Part 10 of my Safari Journal
We have returned to camp. Solomon is preparing lunch. I sit and write in my journal as I wait. A vervet monkey comes really close and sits down. After I inform him that his younger brother was a meal earlier in the day, he gets up and walks away. I forgot to tell you that when we returned to where the Hadzubes live the other hunters had caught and were cooking a vervet monkey. I actually tried to forget it because the head was kind of looking at me. It was also looking at it’s other half, the cooking body. What if your soul stays with you until your entire body disintegrates? What was he thinking? “Damn, I’m skinny” or “If you would have just asked I know where a whole family of dik-dik’s live” or “So, do I taste like chicken”. What if it wasn’t his time to go? Do you think he comes back in the kitchen of that little kid from the sixth sense?
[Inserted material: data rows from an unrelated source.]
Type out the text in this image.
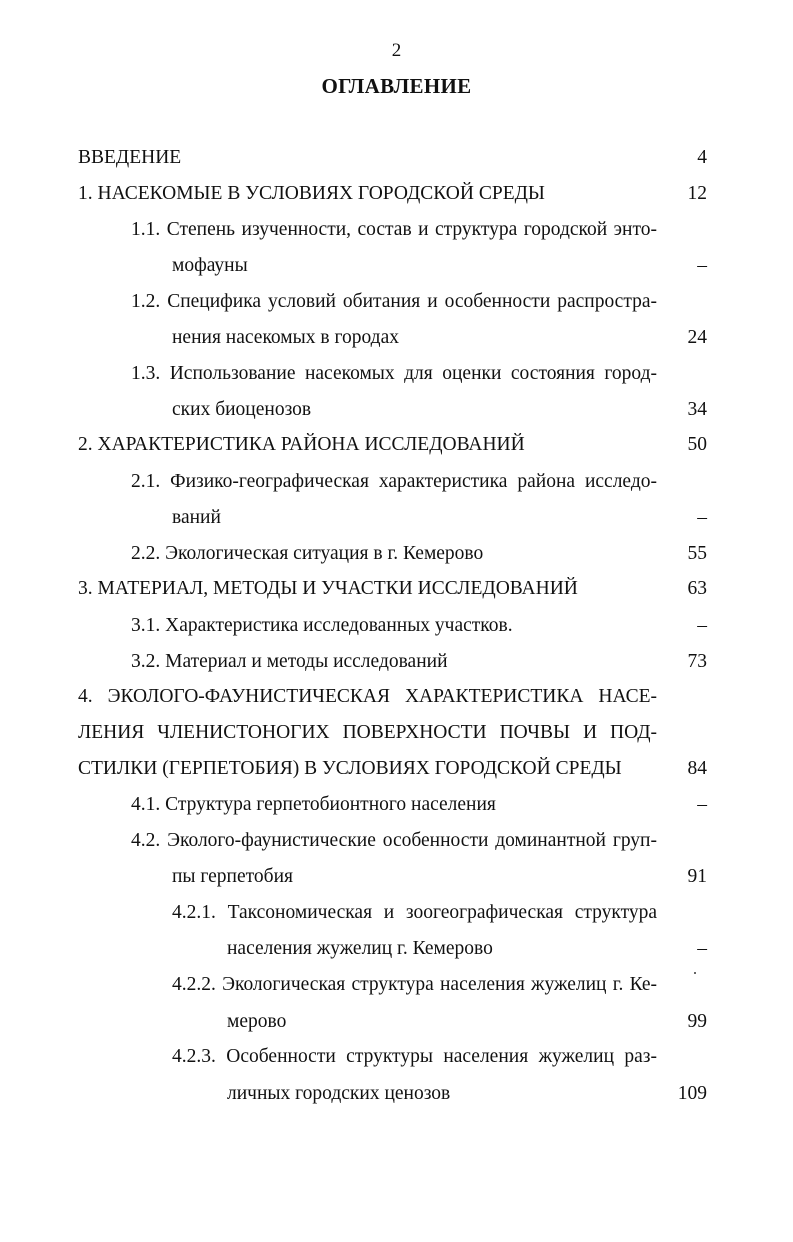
2
ОГЛАВЛЕНИЕ
ВВЕДЕНИЕ	4
1. НАСЕКОМЫЕ В УСЛОВИЯХ ГОРОДСКОЙ СРЕДЫ	12
1.1. Степень изученности, состав и структура городской энто-
мофауны	–
1.2. Специфика условий обитания и особенности распростра-
нения насекомых в городах	24
1.3. Использование насекомых для оценки состояния город-
ских биоценозов	34
2. ХАРАКТЕРИСТИКА РАЙОНА ИССЛЕДОВАНИЙ	50
2.1. Физико-географическая характеристика района исследо-
ваний	–
2.2. Экологическая ситуация в г. Кемерово	55
3. МАТЕРИАЛ, МЕТОДЫ И УЧАСТКИ ИССЛЕДОВАНИЙ	63
3.1. Характеристика исследованных участков.	–
3.2. Материал и методы исследований	73
4. ЭКОЛОГО-ФАУНИСТИЧЕСКАЯ ХАРАКТЕРИСТИКА НАСЕ-
ЛЕНИЯ ЧЛЕНИСТОНОГИХ ПОВЕРХНОСТИ ПОЧВЫ И ПОД-
СТИЛКИ (ГЕРПЕТОБИЯ) В УСЛОВИЯХ ГОРОДСКОЙ СРЕДЫ	84
4.1. Структура герпетобионтного населения	–
4.2. Эколого-фаунистические особенности доминантной груп-
пы герпетобия	91
4.2.1. Таксономическая и зоогеографическая структура
населения жужелиц г. Кемерово	–
4.2.2. Экологическая структура населения жужелиц г. Ке-
мерово	99
4.2.3. Особенности структуры населения жужелиц раз-
личных городских ценозов	109
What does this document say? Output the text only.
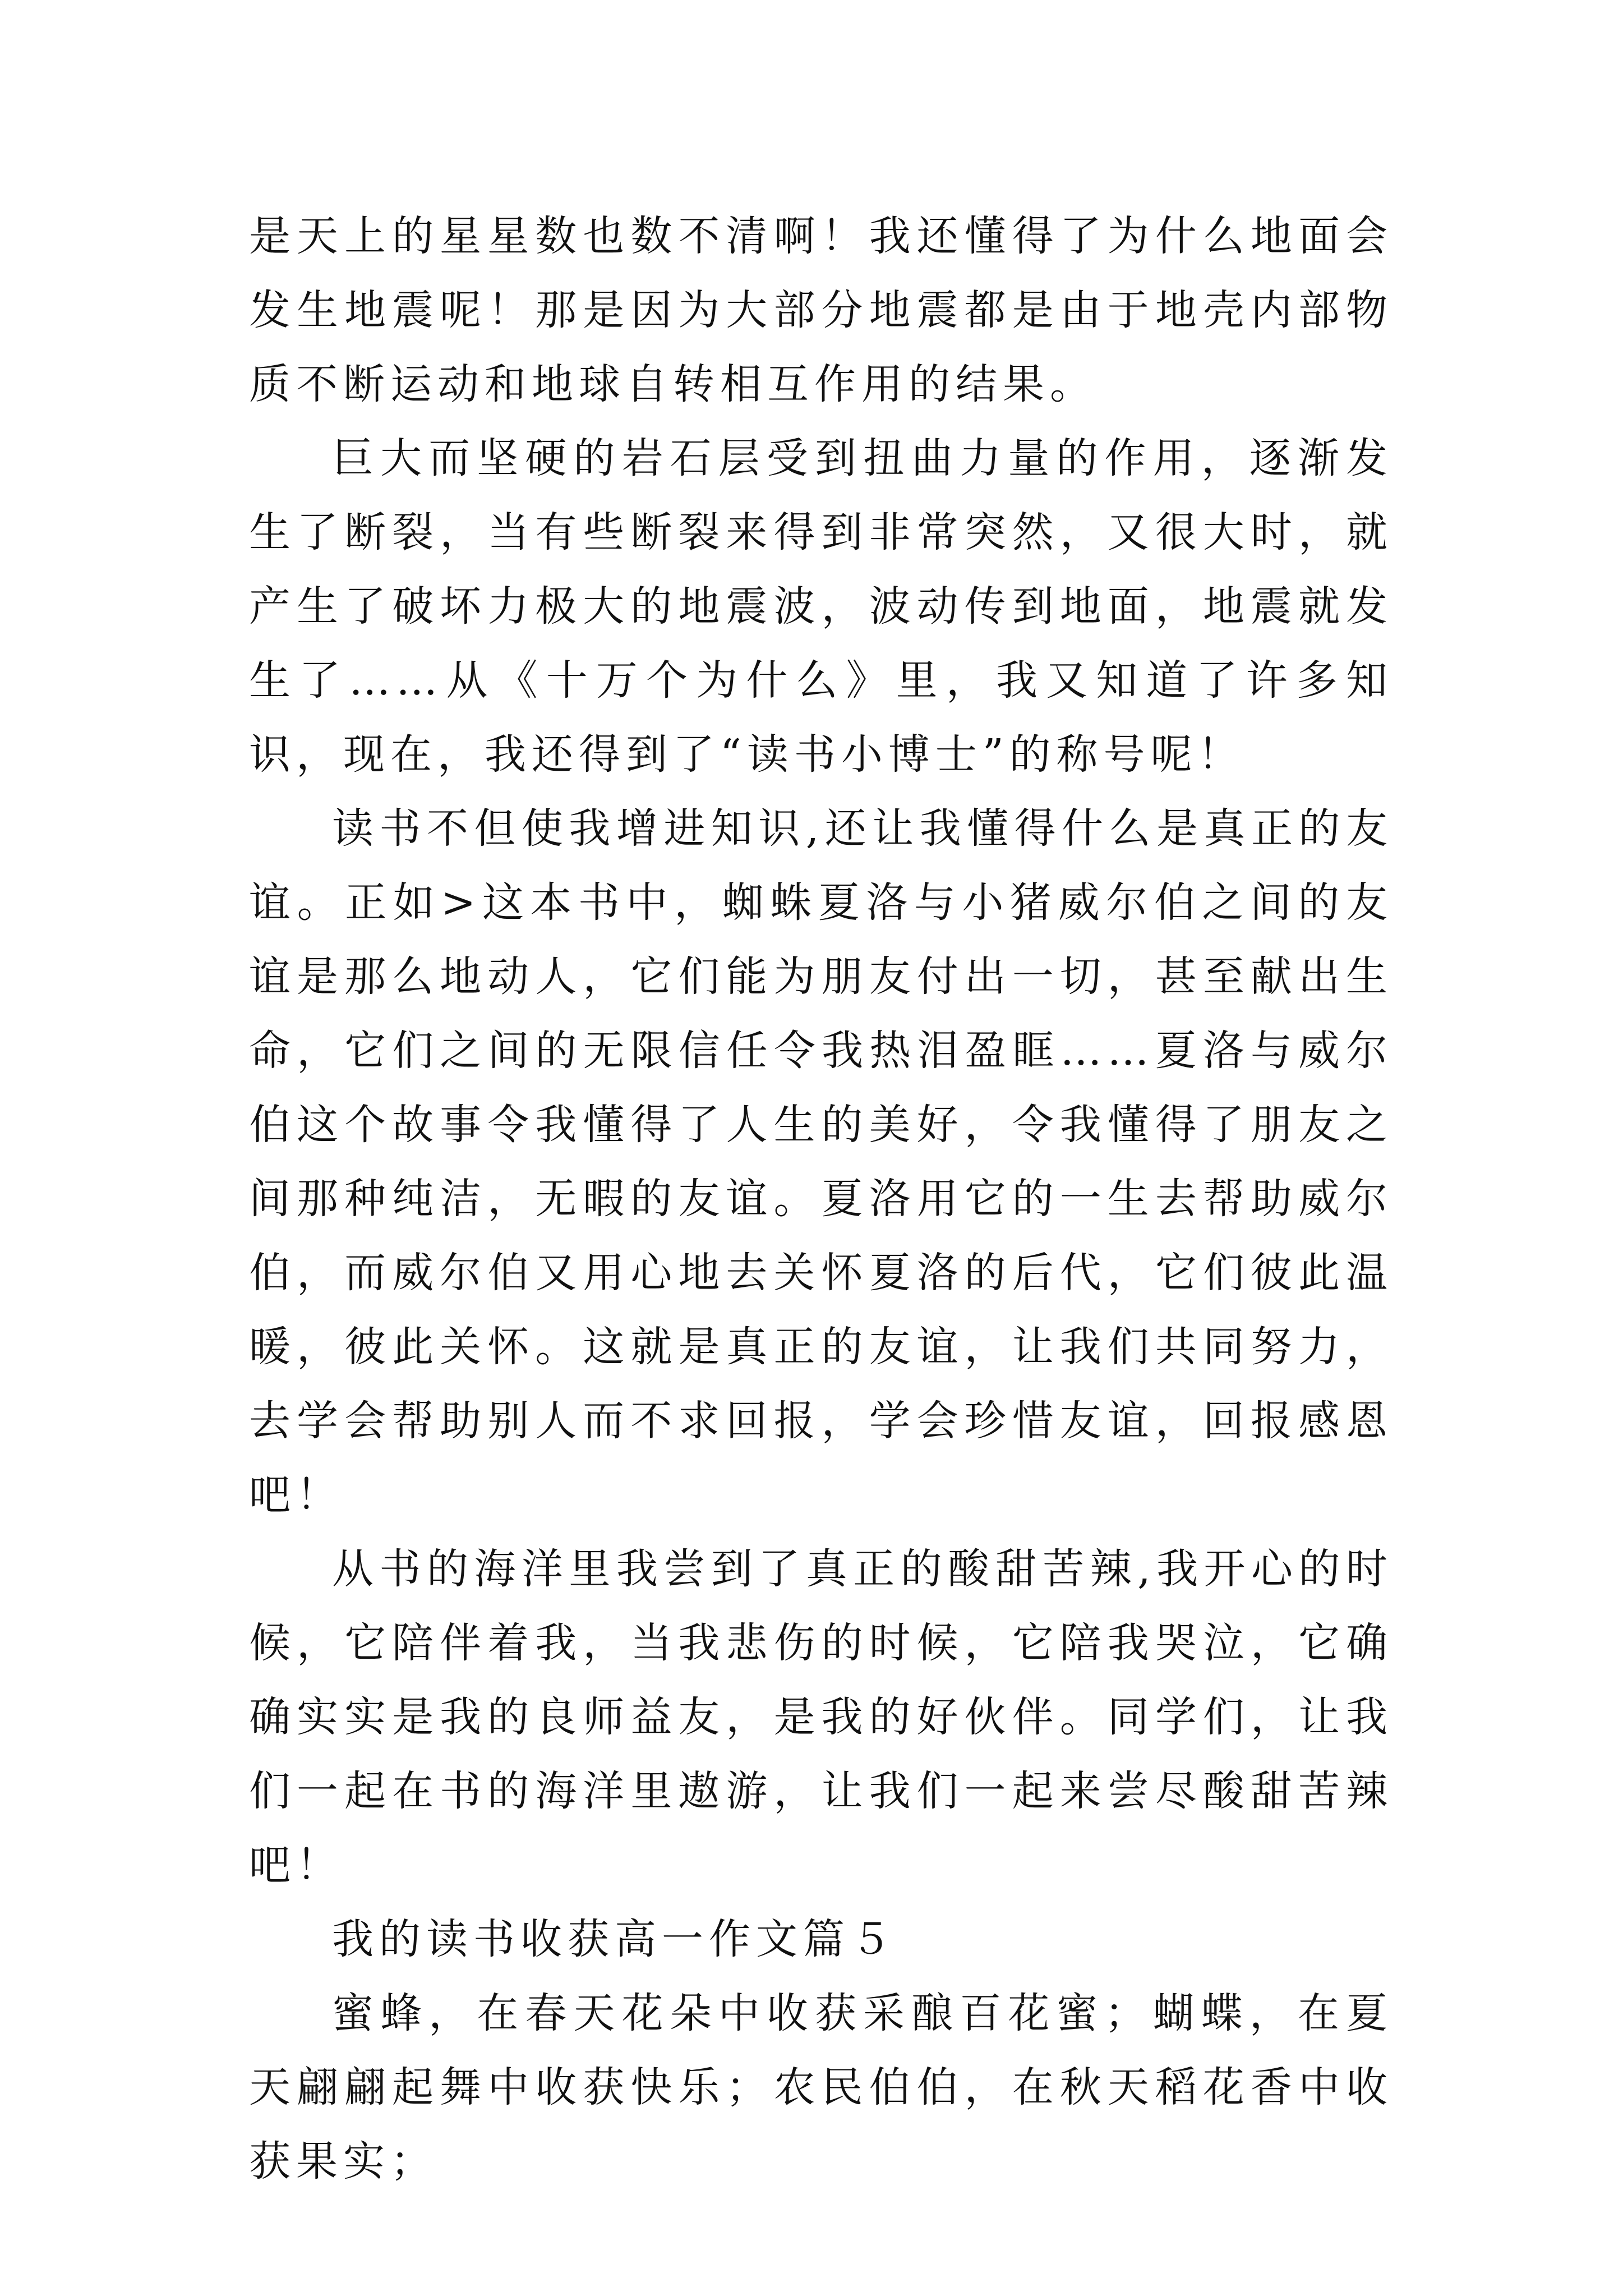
是天上的星星数也数不清啊！我还懂得了为什么地面会发生地震呢！那是因为大部分地震都是由于地壳内部物质不断运动和地球自转相互作用的结果。

巨大而坚硬的岩石层受到扭曲力量的作用，逐渐发生了断裂，当有些断裂来得到非常突然，又很大时，就产生了破坏力极大的地震波，波动传到地面，地震就发生了……从《十万个为什么》里，我又知道了许多知识，现在，我还得到了“读书小博士”的称号呢！

读书不但使我增进知识,还让我懂得什么是真正的友谊。正如>这本书中，蜘蛛夏洛与小猪威尔伯之间的友谊是那么地动人，它们能为朋友付出一切，甚至献出生命，它们之间的无限信任令我热泪盈眶……夏洛与威尔伯这个故事令我懂得了人生的美好，令我懂得了朋友之间那种纯洁，无暇的友谊。夏洛用它的一生去帮助威尔伯，而威尔伯又用心地去关怀夏洛的后代，它们彼此温暖，彼此关怀。这就是真正的友谊，让我们共同努力，去学会帮助别人而不求回报，学会珍惜友谊，回报感恩吧！

从书的海洋里我尝到了真正的酸甜苦辣,我开心的时候，它陪伴着我，当我悲伤的时候，它陪我哭泣，它确确实实是我的良师益友，是我的好伙伴。同学们，让我们一起在书的海洋里遨游，让我们一起来尝尽酸甜苦辣吧！

我的读书收获高一作文篇５

蜜蜂，在春天花朵中收获采酿百花蜜；蝴蝶，在夏天翩翩起舞中收获快乐；农民伯伯，在秋天稻花香中收获果实；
As I look up into the world I see very many colors here. Greens and browns make up most of the terrain but there are also yellows, from the yellow fever tree’s, and the bright blue of the sky. I wonder what colors the animals’ see, if any? They are camouflaged from us most of the time. A hyena standing near a tree is almost invisible to me. Mongooses on a termite mound can only be viewed when they slink around. What do I look like to them? Do they see the colors of heat radiating from me? Can they see the bright blue aura of my dream coming true? Can they really smell fear? What ever or whomever created the earth really put some time into it. Let’s see…I’ll give the tiny mosquito the power to damage the entire human population and I’ll give the human population the power to destroy everything including themselves. This thought process only defeats me. I have been struggling with “The meaning of life” since I was young and I believe it will contribute to my mental demise. I’d have to say that this one unanswered question is the reason that I do not fear death. I live with the hope that I receive the answer when this life, as I know, it retires. I cannot seem to accept Descartes “I think, therefore I am”. That is a cop-out. He spent most of his life pondering God’s existence, to the brink of his own insanity and then decides that is it easier to accept that there must be a God because he has the power to think. Why was he given the power to wonder about it if he was going to give up so easily? I guess we all set up our own boundaries about what we are willing to accept and on what we will not compromise. OOOPS, another tangent that I have fallen victim to.
The next morning, we are taking a walk though an area very close to our campsite. There is a mountain stream that runs throughout the area. All along the banks there are women supporting huge baskets on their heads. They are doing laundry and gathering water for use in cooking. Right across from them are cows and burrows drinking from the same source. This stream gives life to many. As we continue there are fields of green. Gebra tells us that these are the onion fields. One major crop in Tanzania is red Bombay onions; this explains why they are in my breakfast, lunch and dinner. People are working in the fields, everything is done by hand. Nowhere in sight is a puff of smoke coming from a tractor or plow. A fifty-pound bag of onions gets about three dollars. The people working the fields would not believe that during certain seasons in the U.S. one onion could cost almost as much.
Several children walk by to see what we are doing. I take my micro-cassette recorder out of my backpack and they gather around. I record “Jina langu Kimberly” and play it back for them. Their eyes get as big as saucers, they have never seen or heard anything like this. I offer the recorders mic to one young boy and say my name is Kimberly again; this time he follows me up with “Jina langu Joseph”. I rewind the tape and play it back for him. Joseph has never heard his own voice recorded before. The children now all want to participate. I record them all. They are giggling and the sound is sweet to my ears. After several times of recording and playing back they start to say “Jina langu Meathead” or something because after they do they all start laughing really loud. I warn them that it’s not nice to say bad words. They have no idea what I am saying so they continue playing with me. Our group is moving on so I must leave the children. It was nice to have someone my own age to play with!